Finalmente, redujo velocidad al llegar a un callejón. Sabía que todavía estábamos en Manhattan porque no habíamos cruzado ningún puente. Pero no podía decir el lugar exacto en el que nos encontrábamos. Nos detuvimos junto a un edificio abandonado y Matt sujetó la bici para que me bajara. Unos portales más adelante había un mendigo sentado junto a un carrito de la compra. Todos los escaparates estaban tapados con tablones. Desde un piso me llegó el sonido del llanto de un bebé. Las ropas tendidas ondeaban en las escaleras de incendios y el viento traía el murmullo de conversaciones en español. Respiré por la boca para evitar la peste a orina y a tubo de escape, pero terminé con ese gusto metido en el paladar. Se parecía a mi barrio.
Matt bajó por unas escaleras a la entrada de una tienda abandonada. Esa zona hundida servía como punto de recolección de basura, y tuvimos que apartar a patadas una lata vacía y una pila de lo que parecía papel de váter, antes de poder llegar a la puerta. El escaparate de la tienda estaba tapado con hojas amarillentas de periódico. Seguí a Matt y me quedé a su lado. Me fijé con atención en los periódicos y vi que estaban escritos con caracteres chinos.

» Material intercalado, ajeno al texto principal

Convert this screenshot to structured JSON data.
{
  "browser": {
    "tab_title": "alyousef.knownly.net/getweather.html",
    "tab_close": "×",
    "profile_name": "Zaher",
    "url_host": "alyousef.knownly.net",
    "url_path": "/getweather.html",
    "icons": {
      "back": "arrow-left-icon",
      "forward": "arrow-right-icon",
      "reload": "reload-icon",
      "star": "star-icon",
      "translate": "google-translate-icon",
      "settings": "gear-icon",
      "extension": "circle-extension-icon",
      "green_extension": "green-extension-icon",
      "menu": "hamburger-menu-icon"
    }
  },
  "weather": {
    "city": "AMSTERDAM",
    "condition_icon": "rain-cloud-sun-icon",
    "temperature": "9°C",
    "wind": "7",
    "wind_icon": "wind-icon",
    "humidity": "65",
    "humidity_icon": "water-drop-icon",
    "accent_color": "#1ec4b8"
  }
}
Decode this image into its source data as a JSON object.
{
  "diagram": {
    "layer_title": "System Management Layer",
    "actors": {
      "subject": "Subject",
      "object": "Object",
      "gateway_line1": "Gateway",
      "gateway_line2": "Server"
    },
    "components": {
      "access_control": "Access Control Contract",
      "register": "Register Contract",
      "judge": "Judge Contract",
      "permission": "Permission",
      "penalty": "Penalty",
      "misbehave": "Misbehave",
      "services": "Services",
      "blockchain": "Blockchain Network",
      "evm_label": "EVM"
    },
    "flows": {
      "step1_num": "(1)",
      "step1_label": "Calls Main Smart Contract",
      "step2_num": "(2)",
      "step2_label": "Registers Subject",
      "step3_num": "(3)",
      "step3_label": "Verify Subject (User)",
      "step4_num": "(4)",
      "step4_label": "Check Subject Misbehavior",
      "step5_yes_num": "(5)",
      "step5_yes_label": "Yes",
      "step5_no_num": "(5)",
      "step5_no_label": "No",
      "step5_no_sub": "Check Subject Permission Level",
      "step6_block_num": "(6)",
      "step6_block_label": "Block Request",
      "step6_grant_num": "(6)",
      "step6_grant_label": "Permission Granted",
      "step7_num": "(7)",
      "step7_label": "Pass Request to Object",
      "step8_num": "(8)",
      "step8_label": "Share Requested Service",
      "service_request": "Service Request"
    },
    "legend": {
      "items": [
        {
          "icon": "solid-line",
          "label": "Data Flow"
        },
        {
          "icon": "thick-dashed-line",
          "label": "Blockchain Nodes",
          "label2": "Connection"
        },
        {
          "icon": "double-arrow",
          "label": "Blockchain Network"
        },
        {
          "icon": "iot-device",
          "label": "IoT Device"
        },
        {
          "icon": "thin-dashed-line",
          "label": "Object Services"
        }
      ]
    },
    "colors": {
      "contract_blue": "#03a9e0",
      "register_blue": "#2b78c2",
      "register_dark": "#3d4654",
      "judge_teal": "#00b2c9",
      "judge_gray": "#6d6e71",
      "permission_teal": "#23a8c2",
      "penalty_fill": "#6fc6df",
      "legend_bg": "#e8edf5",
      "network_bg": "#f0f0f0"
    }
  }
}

Matt llamó a la puerta marcando un ritmo, seguramente con algún tipo de contraseña. El edificio entero estaba tan abandonado que me sorprendí cuando alguien despegó una esquina de un periódico y un par de ojos nos miraron desde la oscuridad.
—Wu, es tu chico —dijo una voz masculina.
Quitaron el pestillo de la puerta y entramos. Sentía curiosidad e interés, pero no miedo, supongo que porque estaba con Matt. La espalda de un hombre desapareció por el tenebroso pasillo. Era un corredor muy estrecho y estaba lleno de cajas apiladas a ambos lados. En un hueco, una oscura escalera conducía a ningún sitio. Un neumático de bicicleta, doblado y retorcido, colgaba de lo alto de una pila de revistas.
—¿De tu anterior bici? —le susurré a Matt.
Soltó una carcajada y seguimos al hombre hasta una habitación llena de gente. Parecía que en el pasado había sido un bar. El ambiente estaba cargado de humo. Un grupo de chinos se apiñaba alrededor de una mesa de cartas sobre la que reposaban montones de dinero. Los desgastados billetes se apilaban en ordenadas montañitas, a excepción de un montón que estaba en medio de la mesa. Los hombres se habían asegurado de que esa estancia resultara completamente invisible desde el exterior tapando todas las ventanas. Algunos rayitos de sol se colaban por las rendijas e iluminaban el desgastado bronce de los taburetes.
Bajo el brillo amarillento de las pocas bombillas que colgaban del techo, Matt me miraba preguntándose si habría hecho bien en traerme. Al enseñarme a su padre en un lugar tan sórdido, estaba descubriéndome su rostro, dándome a entender que yo era la persona más cercana a él. Le hice un gesto de complicidad con la cabeza, pareció satisfecho y se giró.
Los hombres se percataron de mi presencia, y uno dijo:
—Esto no es un bazar para turistas.
—La chica ha venido conmigo —le espetó Matt, que había desplegado una silla que había en un rincón y me la ofreció.
Me senté y él permaneció de pie a mi lado, protegiéndome del resto de ocupantes de la habitación. Había tanto dinero encima de la mesa que cuando respiré me pareció oler su aroma ácido bajo la nube azulada de humo.
—Bebed algo, chavales —dijo el hombre que estaba detrás de la barra, entregándonos dos cervezas abiertas.